In 2013 heeft het Hof van Justitie van de Europese Unie zijn meest productieve jaar ooit gehad. De 701 zaken die werden afgehandeld betekenden een aanzienlijke stijging ten opzichte van de 595 zaken die in 2012 werden afgesloten.
Als redenen voor de stijging wordt gewezen op ‘de interne hervormingen die het Hof heeft doorgevoerd en het voortdurend op punt stellen van zijn werkmethoden’. Verder werd het recordaantal van 699 nieuwe zaken aanhangig gemaakt, wat een stijging van zo`n 10 procent betekent ten opzichte van 2012.

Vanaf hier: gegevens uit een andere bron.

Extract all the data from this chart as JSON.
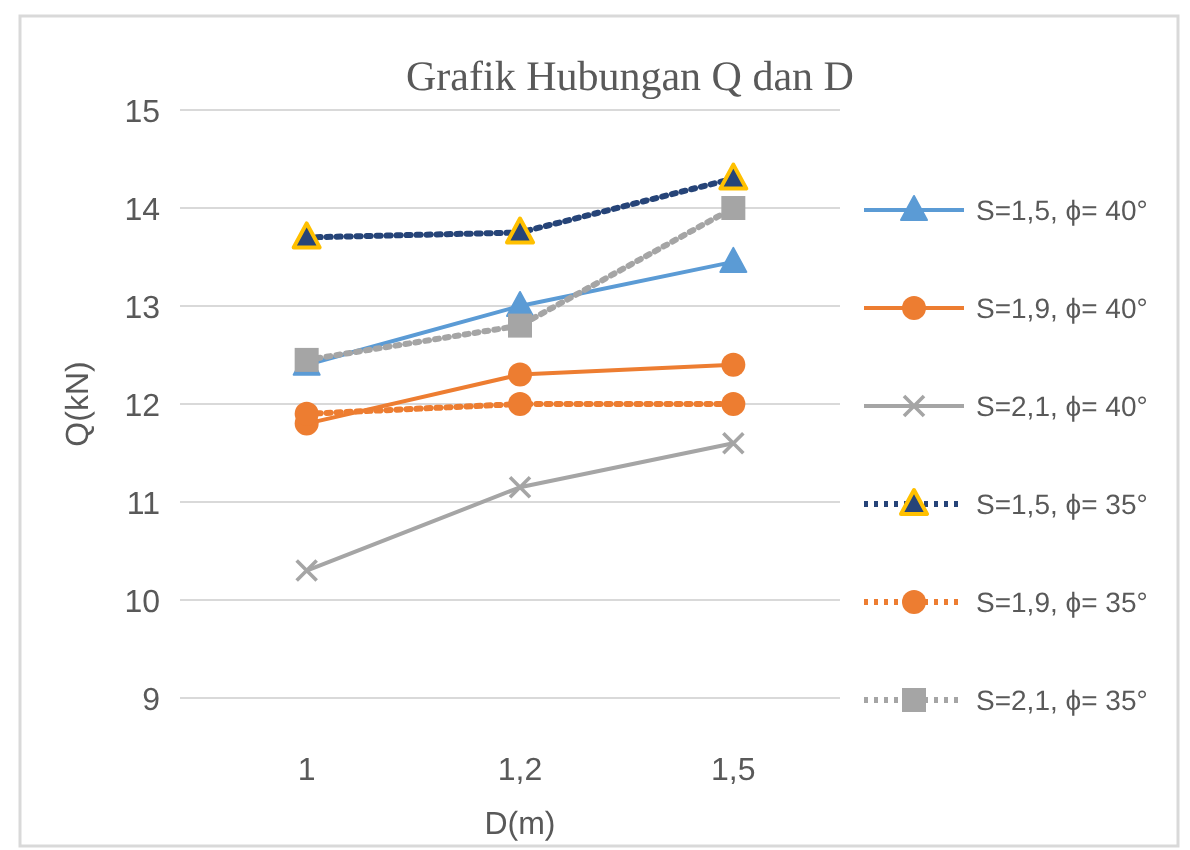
{
  "chart_data": {
    "type": "line",
    "title": "Grafik Hubungan Q dan D",
    "xlabel": "D(m)",
    "ylabel": "Q(kN)",
    "categories": [
      "1",
      "1,2",
      "1,5"
    ],
    "ylim": [
      9,
      15
    ],
    "yticks": [
      9,
      10,
      11,
      12,
      13,
      14,
      15
    ],
    "grid": "y",
    "legend": "right",
    "series": [
      {
        "name": "S=1,5, ϕ= 40°",
        "color": "#5b9bd5",
        "values": [
          12.4,
          13.0,
          13.45
        ],
        "marker": "triangle",
        "line_style": "solid"
      },
      {
        "name": "S=1,9, ϕ= 40°",
        "color": "#ed7d31",
        "values": [
          11.8,
          12.3,
          12.4
        ],
        "marker": "circle",
        "line_style": "solid"
      },
      {
        "name": "S=2,1, ϕ= 40°",
        "color": "#a5a5a5",
        "values": [
          10.3,
          11.15,
          11.6
        ],
        "marker": "cross",
        "line_style": "solid"
      },
      {
        "name": "S=1,5, ϕ= 35°",
        "color": "#264478",
        "values": [
          13.7,
          13.75,
          14.3
        ],
        "marker": "triangle",
        "line_style": "dotted"
      },
      {
        "name": "S=1,9, ϕ= 35°",
        "color": "#ed7d31",
        "values": [
          11.9,
          12.0,
          12.0
        ],
        "marker": "circle",
        "line_style": "dotted"
      },
      {
        "name": "S=2,1, ϕ= 35°",
        "color": "#a5a5a5",
        "values": [
          12.45,
          12.8,
          14.0
        ],
        "marker": "square",
        "line_style": "dotted"
      }
    ]
  }
}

Ook wat de procesduur betreft zijn de geluiden, aldus een persbericht ‘zeer positief. Bij de prejudiciële verwijzingen was de procesduur 16,3 maanden. Bij de rechtstreekse beroepen en de hogere voorzieningen was die respectievelijk 24,3 maanden en 16,6 maanden.’
Ten aanzien van de rechtstreekse beroepen is de procesduur met gemiddeld 19,7 maanden weliswaar ‘gevoelig toegenomen ten opzichte van 2012,’ maar dat betreft volgens het Hof slechts 15 procent van de in 2013 afgesloten zaken. Bovendien zou dat te wijten zijn ‘aan factoren waarover het Hof betrekkelijk beperkt controle heeft.’